Any good references on how you do collision detection when objects are potentially fast enough to pass through each other between frames?

Oh, and a screenshot of the menu is here, if you're interested.

Edit: Fixed screenshot link

[20:03] Oh dear..

..that last screenshot seems to have provoked what can only be called "expectations". Oh well - I guess I'd better get on with hammering it into the form of something vaguely playable.

Unfortunately for the purposes of this contest, I have a full-time job; fortunately for me, it involves playing with Perl (yeah, I know, Python would be preferable...) and Linux all day long for the nice people at SmoothWall. :)

Anyway - less procrastination, more coding...


This is the tunnel through which you will be flying. It's an incredibly fanciful rendition of the interior of a particle accelerator (ring type, but immense, so I don't have to bother with dead ends or rendering curvature).

It has also had me mesmerised for about the last ten minutes - if the screenshot was animated, it'd show both the texture scrolling to simulate moving down the tunnel, and the camera sweeping a slow random path over the cross section. If I can stop looking at it for long enough, I need to start adding a menu, a control mechanism, and objects for you to shoot at and/or crash into at immense speed. Then, if I have any time left, lots and lots of eyecandy.

I'm reasonably impressed with the tunnel texture work; it's meant to look like wires/circuitry, and has almost turned out exactly how I envisaged. If anyone knows anywhere I could find texture tiles based on *real* circuit boards, I'd love to drop some in and see what it looks like. (The bitmap fonts used for the logo and string rendering weren't done by me, they were taken from the site listed a few entries back.)


Just a quick test of bitmap font rendering, and a first (and, given the available time, probably last) attempt at giving my concept a name and logo.

Yes, this is using OpenGL, so the underlying code is *slightly* more impressive than the screenshot suggests (but not much).


I like shoot-'em-ups. I like them a lot. I also like fast, furious games that generate that "in the zone" feeling, like the Wipeout series and underrated PSX shooter n2o. I also somehow needed to fit in with the theme of "power", which stumped me for the entirety of yesterday (which, coupled with the fact that I started a new job last week, puts me at a severe time disadvantage).
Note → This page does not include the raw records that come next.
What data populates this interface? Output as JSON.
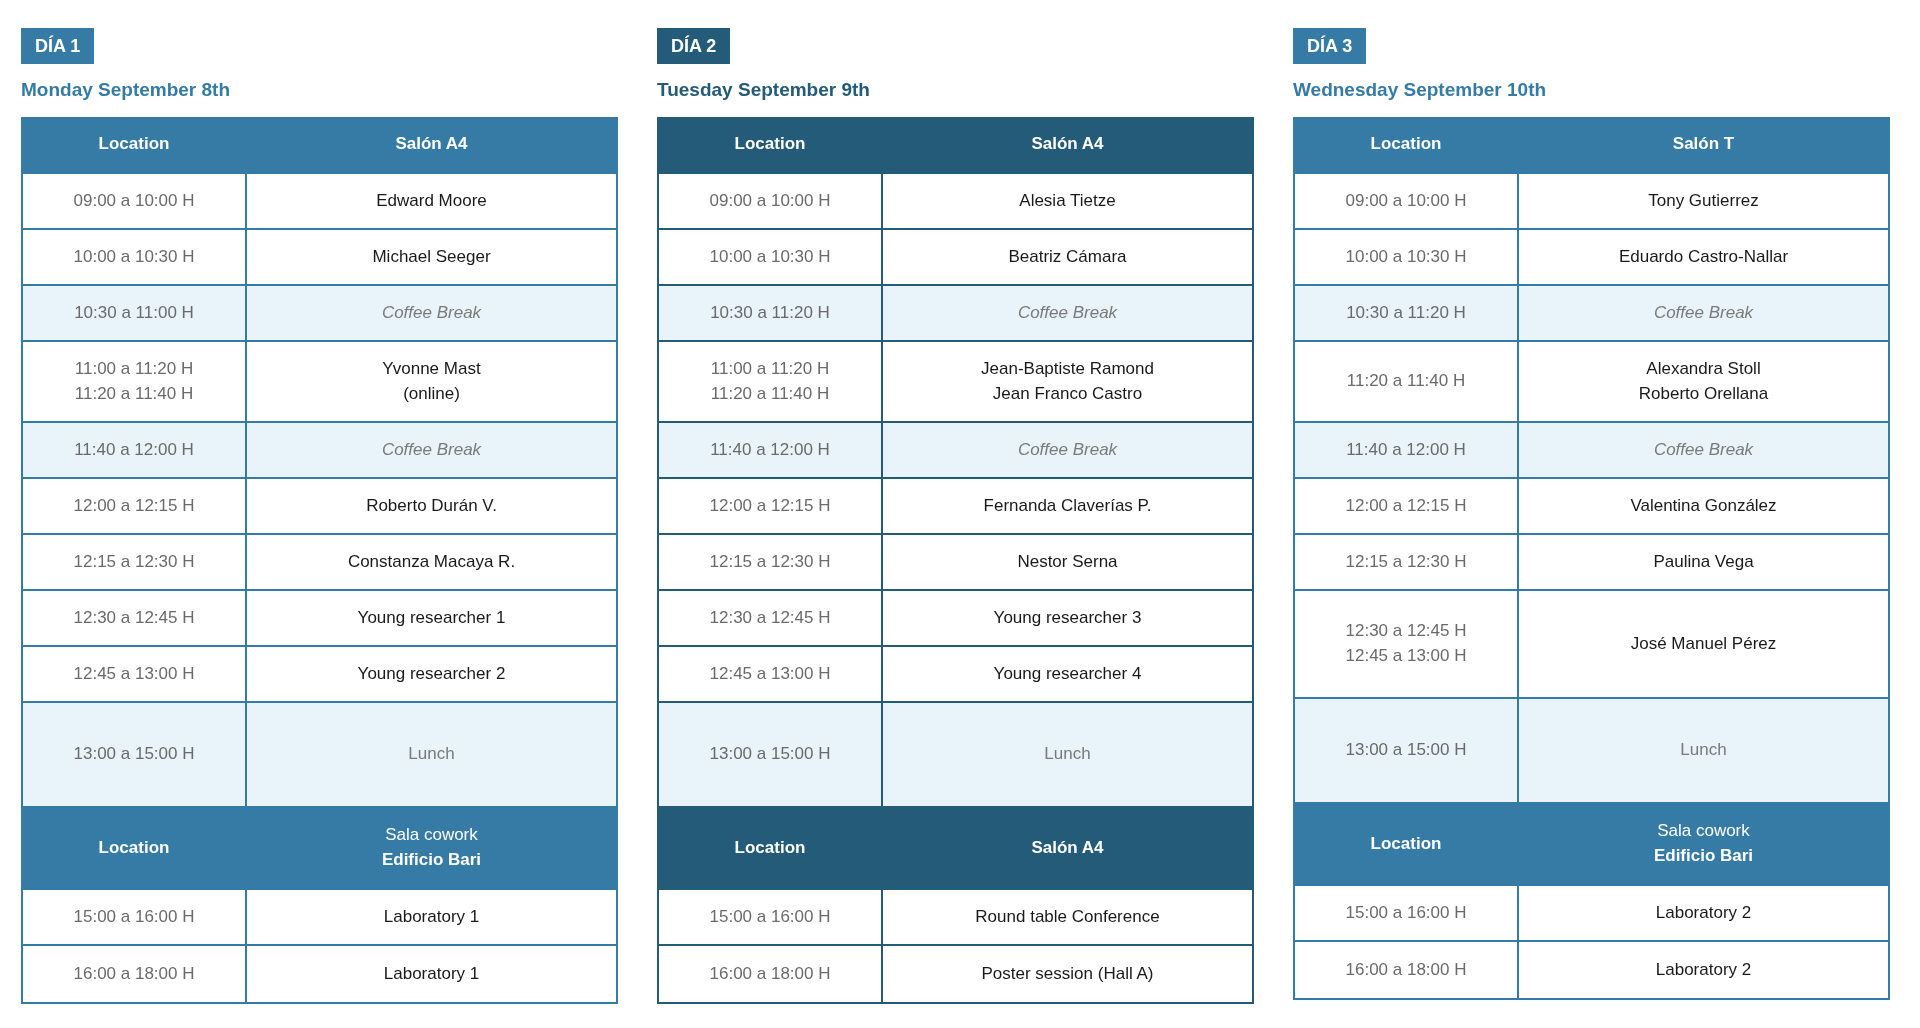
{
  "days": [
    {
      "badge": "DÍA 1",
      "date": "Monday September 8th",
      "color": "#357ba6",
      "rows": [
        {
          "kind": "header",
          "location": "Location",
          "venue": [
            {
              "text": "Salón A4",
              "bold": true
            }
          ]
        },
        {
          "kind": "session",
          "times": [
            "09:00 a 10:00 H"
          ],
          "names": [
            "Edward Moore"
          ]
        },
        {
          "kind": "session",
          "times": [
            "10:00 a 10:30 H"
          ],
          "names": [
            "Michael Seeger"
          ]
        },
        {
          "kind": "break",
          "times": [
            "10:30 a 11:00 H"
          ],
          "names": [
            "Coffee Break"
          ]
        },
        {
          "kind": "session",
          "times": [
            "11:00 a 11:20 H",
            "11:20 a 11:40 H"
          ],
          "names": [
            "Yvonne Mast",
            "(online)"
          ]
        },
        {
          "kind": "break",
          "times": [
            "11:40 a 12:00 H"
          ],
          "names": [
            "Coffee Break"
          ]
        },
        {
          "kind": "session",
          "times": [
            "12:00 a 12:15 H"
          ],
          "names": [
            "Roberto Durán V."
          ]
        },
        {
          "kind": "session",
          "times": [
            "12:15 a 12:30 H"
          ],
          "names": [
            "Constanza Macaya R."
          ]
        },
        {
          "kind": "session",
          "times": [
            "12:30 a 12:45 H"
          ],
          "names": [
            "Young researcher 1"
          ]
        },
        {
          "kind": "session",
          "times": [
            "12:45 a 13:00 H"
          ],
          "names": [
            "Young researcher 2"
          ]
        },
        {
          "kind": "meal",
          "times": [
            "13:00 a 15:00 H"
          ],
          "names": [
            "Lunch"
          ]
        },
        {
          "kind": "header",
          "location": "Location",
          "venue": [
            {
              "text": "Sala cowork",
              "bold": false
            },
            {
              "text": "Edificio Bari",
              "bold": true
            }
          ]
        },
        {
          "kind": "session",
          "times": [
            "15:00 a 16:00 H"
          ],
          "names": [
            "Laboratory 1"
          ]
        },
        {
          "kind": "session",
          "times": [
            "16:00 a 18:00 H"
          ],
          "names": [
            "Laboratory 1"
          ]
        }
      ]
    },
    {
      "badge": "DÍA 2",
      "date": "Tuesday September 9th",
      "color": "#245b78",
      "rows": [
        {
          "kind": "header",
          "location": "Location",
          "venue": [
            {
              "text": "Salón A4",
              "bold": true
            }
          ]
        },
        {
          "kind": "session",
          "times": [
            "09:00 a 10:00 H"
          ],
          "names": [
            "Alesia Tietze"
          ]
        },
        {
          "kind": "session",
          "times": [
            "10:00 a 10:30 H"
          ],
          "names": [
            "Beatriz Cámara"
          ]
        },
        {
          "kind": "break",
          "times": [
            "10:30 a 11:20 H"
          ],
          "names": [
            "Coffee Break"
          ]
        },
        {
          "kind": "session",
          "times": [
            "11:00 a 11:20 H",
            "11:20 a 11:40 H"
          ],
          "names": [
            "Jean-Baptiste Ramond",
            "Jean Franco Castro"
          ]
        },
        {
          "kind": "break",
          "times": [
            "11:40 a 12:00 H"
          ],
          "names": [
            "Coffee Break"
          ]
        },
        {
          "kind": "session",
          "times": [
            "12:00 a 12:15 H"
          ],
          "names": [
            "Fernanda Claverías P."
          ]
        },
        {
          "kind": "session",
          "times": [
            "12:15 a 12:30 H"
          ],
          "names": [
            "Nestor Serna"
          ]
        },
        {
          "kind": "session",
          "times": [
            "12:30 a 12:45 H"
          ],
          "names": [
            "Young researcher 3"
          ]
        },
        {
          "kind": "session",
          "times": [
            "12:45 a 13:00 H"
          ],
          "names": [
            "Young researcher 4"
          ]
        },
        {
          "kind": "meal",
          "times": [
            "13:00 a 15:00 H"
          ],
          "names": [
            "Lunch"
          ]
        },
        {
          "kind": "header",
          "location": "Location",
          "venue": [
            {
              "text": "Salón A4",
              "bold": true
            }
          ]
        },
        {
          "kind": "session",
          "times": [
            "15:00 a 16:00 H"
          ],
          "names": [
            "Round table Conference"
          ]
        },
        {
          "kind": "session",
          "times": [
            "16:00 a 18:00 H"
          ],
          "names": [
            "Poster session (Hall A)"
          ]
        }
      ]
    },
    {
      "badge": "DÍA 3",
      "date": "Wednesday September 10th",
      "color": "#357ba6",
      "rows": [
        {
          "kind": "header",
          "location": "Location",
          "venue": [
            {
              "text": "Salón T",
              "bold": true
            }
          ]
        },
        {
          "kind": "session",
          "times": [
            "09:00 a 10:00 H"
          ],
          "names": [
            "Tony Gutierrez"
          ]
        },
        {
          "kind": "session",
          "times": [
            "10:00 a 10:30 H"
          ],
          "names": [
            "Eduardo Castro-Nallar"
          ]
        },
        {
          "kind": "break",
          "times": [
            "10:30 a 11:20 H"
          ],
          "names": [
            "Coffee Break"
          ]
        },
        {
          "kind": "session",
          "times": [
            "11:20 a 11:40 H"
          ],
          "names": [
            "Alexandra Stoll",
            "Roberto Orellana"
          ]
        },
        {
          "kind": "break",
          "times": [
            "11:40 a 12:00 H"
          ],
          "names": [
            "Coffee Break"
          ]
        },
        {
          "kind": "session",
          "times": [
            "12:00 a 12:15 H"
          ],
          "names": [
            "Valentina González"
          ]
        },
        {
          "kind": "session",
          "times": [
            "12:15 a 12:30 H"
          ],
          "names": [
            "Paulina Vega"
          ]
        },
        {
          "kind": "session",
          "times": [
            "12:30 a 12:45 H",
            "12:45 a 13:00 H"
          ],
          "names": [
            "José Manuel Pérez"
          ]
        },
        {
          "kind": "meal",
          "times": [
            "13:00 a 15:00 H"
          ],
          "names": [
            "Lunch"
          ]
        },
        {
          "kind": "header",
          "location": "Location",
          "venue": [
            {
              "text": "Sala cowork",
              "bold": false
            },
            {
              "text": "Edificio Bari",
              "bold": true
            }
          ]
        },
        {
          "kind": "session",
          "times": [
            "15:00 a 16:00 H"
          ],
          "names": [
            "Laboratory 2"
          ]
        },
        {
          "kind": "session",
          "times": [
            "16:00 a 18:00 H"
          ],
          "names": [
            "Laboratory 2"
          ]
        }
      ]
    }
  ]
}
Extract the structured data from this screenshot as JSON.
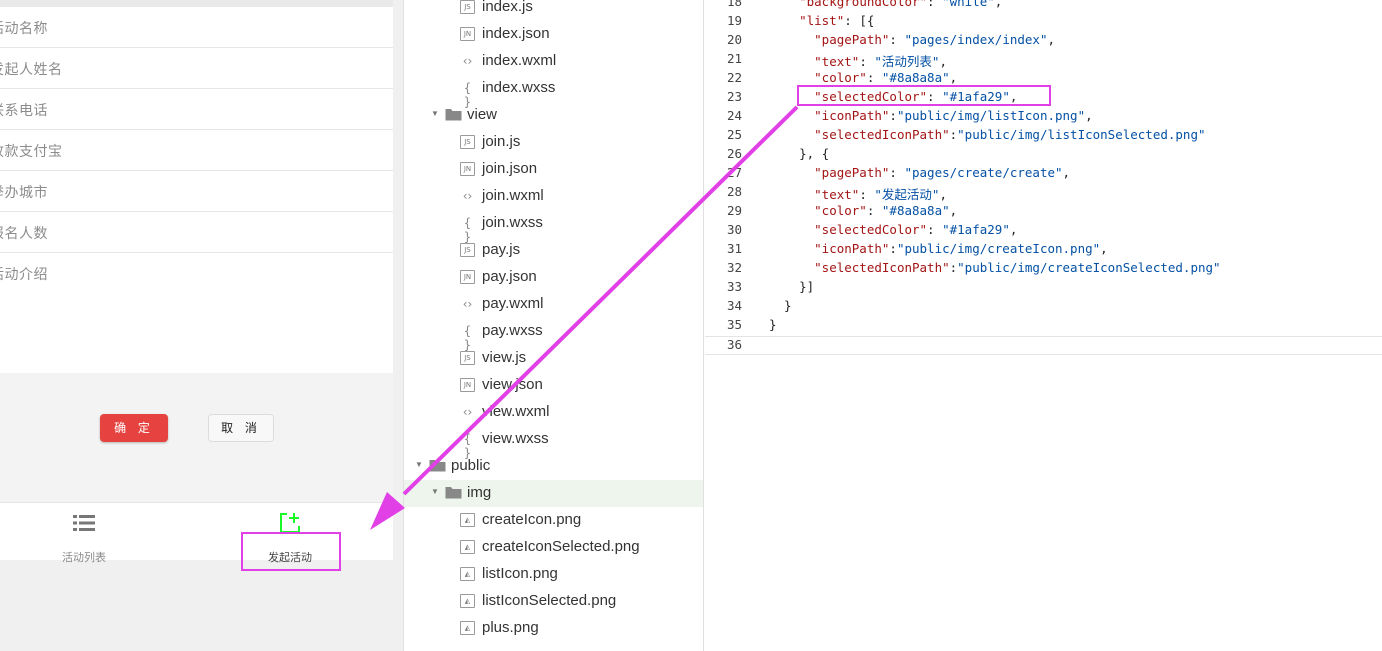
{
  "simulator": {
    "form_fields": [
      "活动名称",
      "发起人姓名",
      "联系电话",
      "收款支付宝",
      "举办城市",
      "报名人数",
      "活动介绍"
    ],
    "confirm_label": "确 定",
    "cancel_label": "取 消",
    "tabbar": [
      {
        "label": "活动列表",
        "icon": "list-icon",
        "color": "#8a8a8a"
      },
      {
        "label": "发起活动",
        "icon": "create-plus-icon",
        "color": "#1afa29"
      }
    ]
  },
  "file_tree": [
    {
      "name": "index.js",
      "type": "js",
      "depth": 2
    },
    {
      "name": "index.json",
      "type": "json",
      "depth": 2
    },
    {
      "name": "index.wxml",
      "type": "wxml",
      "depth": 2
    },
    {
      "name": "index.wxss",
      "type": "wxss",
      "depth": 2
    },
    {
      "name": "view",
      "type": "folder",
      "depth": 1,
      "expanded": true
    },
    {
      "name": "join.js",
      "type": "js",
      "depth": 2
    },
    {
      "name": "join.json",
      "type": "json",
      "depth": 2
    },
    {
      "name": "join.wxml",
      "type": "wxml",
      "depth": 2
    },
    {
      "name": "join.wxss",
      "type": "wxss",
      "depth": 2
    },
    {
      "name": "pay.js",
      "type": "js",
      "depth": 2
    },
    {
      "name": "pay.json",
      "type": "json",
      "depth": 2
    },
    {
      "name": "pay.wxml",
      "type": "wxml",
      "depth": 2
    },
    {
      "name": "pay.wxss",
      "type": "wxss",
      "depth": 2
    },
    {
      "name": "view.js",
      "type": "js",
      "depth": 2
    },
    {
      "name": "view.json",
      "type": "json",
      "depth": 2
    },
    {
      "name": "view.wxml",
      "type": "wxml",
      "depth": 2
    },
    {
      "name": "view.wxss",
      "type": "wxss",
      "depth": 2
    },
    {
      "name": "public",
      "type": "folder",
      "depth": 0,
      "expanded": true
    },
    {
      "name": "img",
      "type": "folder",
      "depth": 1,
      "expanded": true,
      "selected": true
    },
    {
      "name": "createIcon.png",
      "type": "image",
      "depth": 2
    },
    {
      "name": "createIconSelected.png",
      "type": "image",
      "depth": 2
    },
    {
      "name": "listIcon.png",
      "type": "image",
      "depth": 2
    },
    {
      "name": "listIconSelected.png",
      "type": "image",
      "depth": 2
    },
    {
      "name": "plus.png",
      "type": "image",
      "depth": 2
    }
  ],
  "editor": {
    "lines": [
      {
        "n": "18",
        "code": "    \"backgroundColor\": \"white\","
      },
      {
        "n": "19",
        "code": "    \"list\": [{"
      },
      {
        "n": "20",
        "code": "      \"pagePath\": \"pages/index/index\","
      },
      {
        "n": "21",
        "code": "      \"text\": \"活动列表\","
      },
      {
        "n": "22",
        "code": "      \"color\": \"#8a8a8a\","
      },
      {
        "n": "23",
        "code": "      \"selectedColor\": \"#1afa29\","
      },
      {
        "n": "24",
        "code": "      \"iconPath\":\"public/img/listIcon.png\","
      },
      {
        "n": "25",
        "code": "      \"selectedIconPath\":\"public/img/listIconSelected.png\""
      },
      {
        "n": "26",
        "code": "    }, {"
      },
      {
        "n": "27",
        "code": "      \"pagePath\": \"pages/create/create\","
      },
      {
        "n": "28",
        "code": "      \"text\": \"发起活动\","
      },
      {
        "n": "29",
        "code": "      \"color\": \"#8a8a8a\","
      },
      {
        "n": "30",
        "code": "      \"selectedColor\": \"#1afa29\","
      },
      {
        "n": "31",
        "code": "      \"iconPath\":\"public/img/createIcon.png\","
      },
      {
        "n": "32",
        "code": "      \"selectedIconPath\":\"public/img/createIconSelected.png\""
      },
      {
        "n": "33",
        "code": "    }]"
      },
      {
        "n": "34",
        "code": "  }"
      },
      {
        "n": "35",
        "code": "}"
      },
      {
        "n": "36",
        "code": ""
      }
    ],
    "highlighted_line": "23",
    "current_line": "36"
  },
  "colors": {
    "annotation": "#e040e6",
    "selected_tab": "#1afa29",
    "confirm_button": "#e64340"
  }
}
I want something with the potential to send you to "the zone", that doesn't require vast amounts of artwork or level design (as I wrote about in my previous diary entry, I hate level design, and don't fancy spending hours creating a game only to have my own enjoyment of it marred by knowing every twist and turn inside out), that won't be a straight rehash of an existing game, and that, most importantly, I'll find fun to play myself. I think I've got it.

I'm also keeping it to myself until I have a screenshot or two ;)

Speed will be a large element of the gameplay; as, once I figure out some satisfying gameplay mechanics, will shooting. But it will definitely not be a horizontal/vertical scrolling game.

No, it's also not that FPS I said I wouldn't be attempting to write in a week.


It's not often you see so many Good Things(TM) brought together in once place. I had to enter, really. I just hope I can come up with a concept that doesn't require me to design levels: I hate designing levels, plus I feel the level designer has had their fun spoiled by knowing what the entire game looks like in advance. Puzzle game it most likely is, then.

Well, I suppose there are certain forms of game where being the level designer is an advantage, and you don't need hundreds of levels to give a game longevity. But I'm not going to try writing a FPS in one week (hint, hint).